To complicate matters, between the segments of DNA that represent genes are endless stretches of code letters that seem to spell out only genetic gibberish. Geneticists once thought most of the unintelligible stuff was "junk DNA" -- useless sequences of code letters that accidentally developed during evolution and were not discarded. That concept has changed. "My feeling is there's a lot of very useful information buried in the sequence," says Nobel laureate Paul Berg of Stanford University. "Some of it we will know how to interpret; some we know is going to be gibberish."

In fact, some of the nongene regions on the genome have already been identified as instructions necessary for DNA to replicate itself during cell division. Their message is obviously detailed and complex. Explains George Bell, head of genome studies at Los Alamos National Laboratory: "It's as if you had a rope that was maybe 2 in. in diameter and 32,000 miles long, all neatly arranged inside a structure the size of a superdome.
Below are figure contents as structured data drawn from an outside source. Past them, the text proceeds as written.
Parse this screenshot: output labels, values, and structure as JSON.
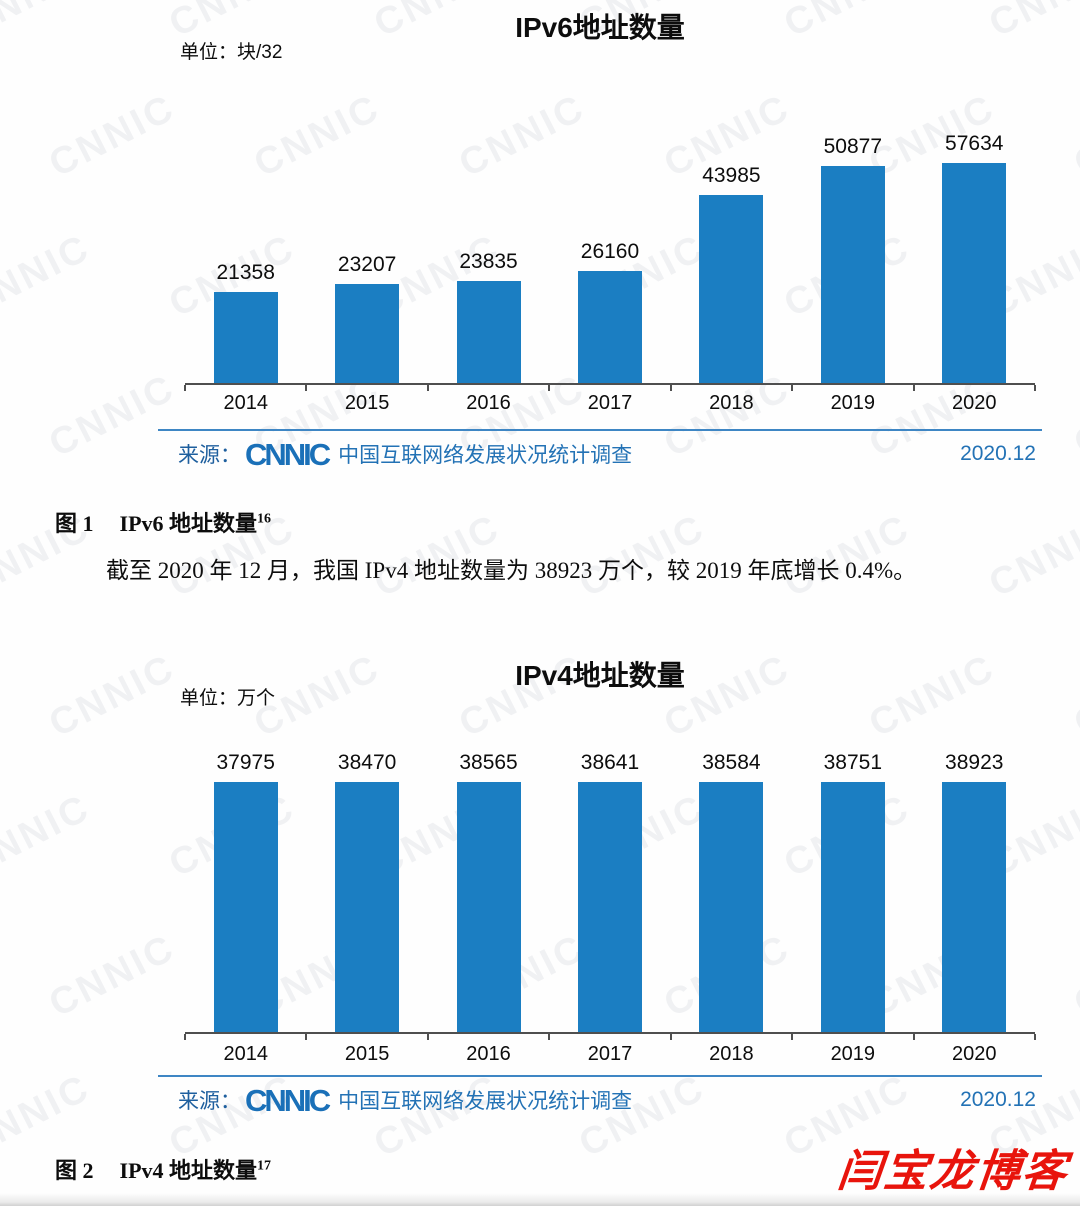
{
  "page": {
    "watermark_text": "CNNIC",
    "stamp_text": "闫宝龙博客",
    "stamp_color": "#e8140c",
    "accent_blue": "#3e86c4"
  },
  "chart_data": [
    {
      "type": "bar",
      "title": "IPv6地址数量",
      "unit_label": "单位：块/32",
      "categories": [
        "2014",
        "2015",
        "2016",
        "2017",
        "2018",
        "2019",
        "2020"
      ],
      "values": [
        21358,
        23207,
        23835,
        26160,
        43985,
        50877,
        57634
      ],
      "bar_color": "#1b7ec2",
      "ylim": [
        0,
        58500
      ],
      "grid": false,
      "value_labels": true,
      "legend": "none",
      "source": {
        "prefix": "来源：",
        "logo": "CNNIC",
        "text": "中国互联网络发展状况统计调查",
        "date": "2020.12"
      }
    },
    {
      "type": "bar",
      "title": "IPv4地址数量",
      "unit_label": "单位：万个",
      "categories": [
        "2014",
        "2015",
        "2016",
        "2017",
        "2018",
        "2019",
        "2020"
      ],
      "values": [
        37975,
        38470,
        38565,
        38641,
        38584,
        38751,
        38923
      ],
      "bar_color": "#1b7ec2",
      "ylim": [
        0,
        40000
      ],
      "grid": false,
      "value_labels": true,
      "legend": "none",
      "source": {
        "prefix": "来源：",
        "logo": "CNNIC",
        "text": "中国互联网络发展状况统计调查",
        "date": "2020.12"
      }
    }
  ],
  "captions": [
    {
      "label": "图 1",
      "title": "IPv6 地址数量",
      "footnote": "16"
    },
    {
      "label": "图 2",
      "title": "IPv4 地址数量",
      "footnote": "17"
    }
  ],
  "paragraph": "截至 2020 年 12 月，我国 IPv4 地址数量为 38923 万个，较 2019 年底增长 0.4%。"
}
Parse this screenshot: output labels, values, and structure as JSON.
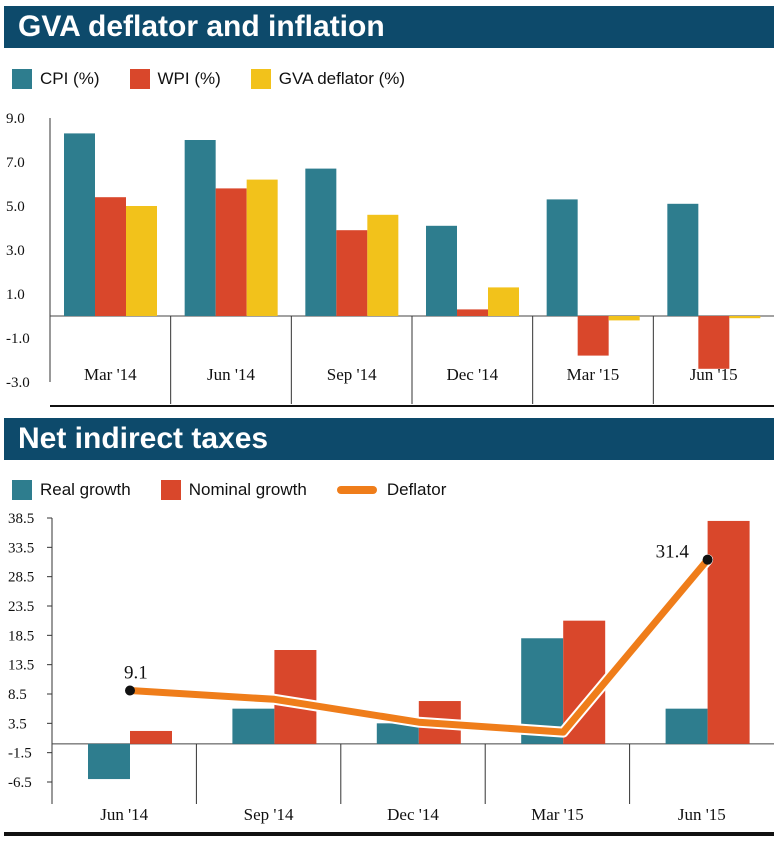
{
  "chart_data": [
    {
      "type": "bar",
      "title": "GVA deflator and inflation",
      "categories": [
        "Mar '14",
        "Jun '14",
        "Sep '14",
        "Dec '14",
        "Mar '15",
        "Jun '15"
      ],
      "series": [
        {
          "name": "CPI (%)",
          "color": "#2e7d8e",
          "values": [
            8.3,
            8.0,
            6.7,
            4.1,
            5.3,
            5.1
          ]
        },
        {
          "name": "WPI (%)",
          "color": "#d9472b",
          "values": [
            5.4,
            5.8,
            3.9,
            0.3,
            -1.8,
            -2.4
          ]
        },
        {
          "name": "GVA deflator (%)",
          "color": "#f2c21b",
          "values": [
            5.0,
            6.2,
            4.6,
            1.3,
            -0.2,
            -0.1
          ]
        }
      ],
      "ylim": [
        -3.0,
        9.0
      ],
      "yticks": [
        "9.0",
        "7.0",
        "5.0",
        "3.0",
        "1.0",
        "-1.0",
        "-3.0"
      ],
      "xlabel": "",
      "ylabel": ""
    },
    {
      "type": "bar",
      "title": "Net indirect taxes",
      "categories": [
        "Jun '14",
        "Sep '14",
        "Dec '14",
        "Mar '15",
        "Jun '15"
      ],
      "series": [
        {
          "name": "Real growth",
          "color": "#2e7d8e",
          "values": [
            -6.0,
            6.0,
            3.5,
            18.0,
            6.0
          ]
        },
        {
          "name": "Nominal growth",
          "color": "#d9472b",
          "values": [
            2.2,
            16.0,
            7.3,
            21.0,
            38.0
          ]
        },
        {
          "name": "Deflator",
          "type": "line",
          "color": "#ef7d1a",
          "values": [
            9.1,
            7.6,
            3.7,
            2.0,
            31.4
          ]
        }
      ],
      "annotations": [
        "9.1",
        "31.4"
      ],
      "ylim": [
        -6.5,
        38.5
      ],
      "yticks": [
        "38.5",
        "33.5",
        "28.5",
        "23.5",
        "18.5",
        "13.5",
        "8.5",
        "3.5",
        "-1.5",
        "-6.5"
      ],
      "xlabel": "",
      "ylabel": ""
    }
  ]
}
When the appropriate signal comes, you have to unwind the rope, which consists of two strands, and copy each strand so you end up with two new ropes that again have to fold up. The machinery to do that cannot be trivial."

One of the most formidable tasks faced by geneticists is to learn the nature of that machinery and other genetic instructions buried in the lengthy, still undeciphered base sequences. To do so fully requires achievement of the project's most challenging goal: the "sequencing" of the entire human genome. In other words, the identification and listing in order of all the genome's 3 billion base pairs.